00:55:00 In this video, boundaries are discussed and it is explained that there are no differences in orientation in single crystals, but in polycrystalline metals there are many obstacles to the dislocation motion, starting from the grain boundaries and different orientation in grains. When deformed, the initially acquiesced grains becomes elongated along the direction of deformation and we are seeing this in these microscopic images. Solid solution strengthening and cold working are introduced as ways to prevent dislocation motion and strengthen the material.

01:00:00 - 01:40:00

This video discusses how the various properties of materials are affected by temperature, grain size, and the presence of dislocations. It also explains how cold working can be used to achieve a desired level of deformation.
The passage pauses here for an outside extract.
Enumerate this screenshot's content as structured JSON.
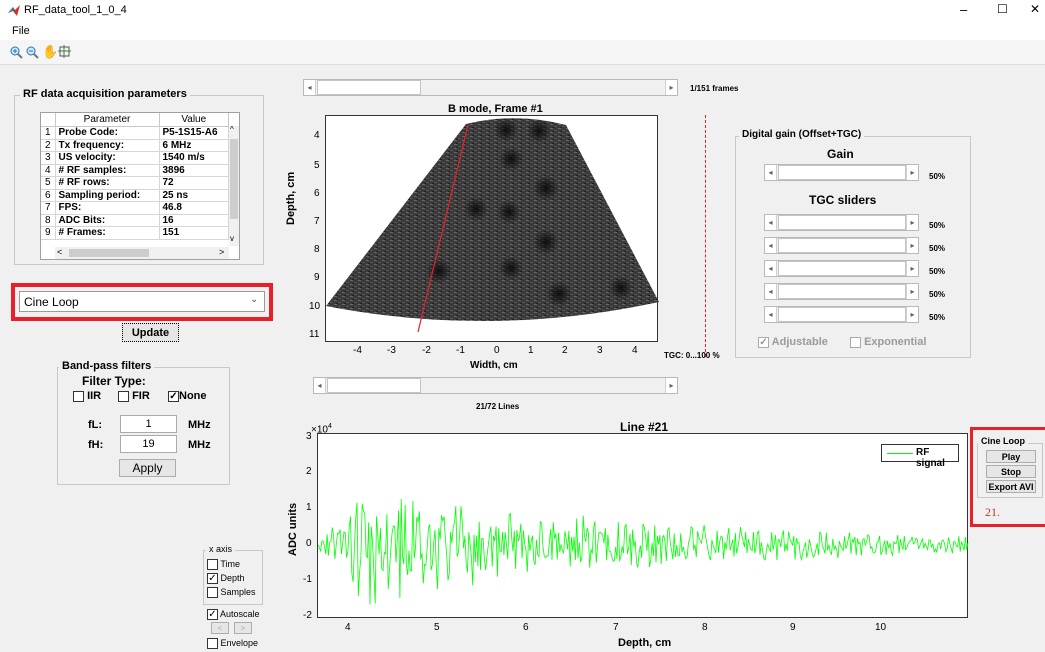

01:00:00 In this video, the effect of grains on the strength of a material is explained. The video also discusses the stresses that are created due to the presence of dislocations. These stresses cause the material to become stronger.
01:05:00 In Materials Engineering, dislocation not in and far away from the dislocation okay, so when small impurities are introduced, they create tensile strains around atoms. These strains can be neutralized if the impurity particle moves close to the dislocation line, but if the impurity particle is large, it will introduce compression stresses in neighboring atoms. These stresses need to be increased to overcome the obstacle of the small impurities.
01:10:00 The video discusses how nickel can increase the strength and ductility of alloyed metals, and how dislocations can interact to produce these effects.
01:15:00 In this video, the author explains how strain-hardening occurs when materials are subjected to cold working. Higher dislocation density results in increased distance between dislocations, which inhibits their motion and results in a decrease in strength.
01:20:00 This video discusses the effects of cold work on metals, and the various steps involved in heat treating them. It explains that cold work can make a metal stronger and more ductile, but that it must be heat treated carefully to prevent it from becoming brittle. The video also provides a brief introduction to annealing, and discusses the three stages of annealing.
01:25:00 Through discussing the effects of temperature on materials, this video discusses how grains will elongate, how dislocations will increase, and how recrystallization will occur. It also explains how heat treatment can affect these processes.
01:30:00 The video discusses the effects of recrystallization on metal properties, including how grain size affects these properties. The video also provides links to additional information about grain growth and creep resistance.
01:35:00 This video discusses the effects of temperature on materials, and how it can affect the plastic deformation that occurs during creep. The video also provides an equation that can be used to calculate the amount of cold work that must be done in order to achieve a desired level of deformation.
01:40:00 In this video, the presenter discusses the various factors that affect the strength of materials, including the effect of grain size, dislocations, and temperature. The presenter also explains how to cold work the material to achieve a desired reduction in cross sectional area.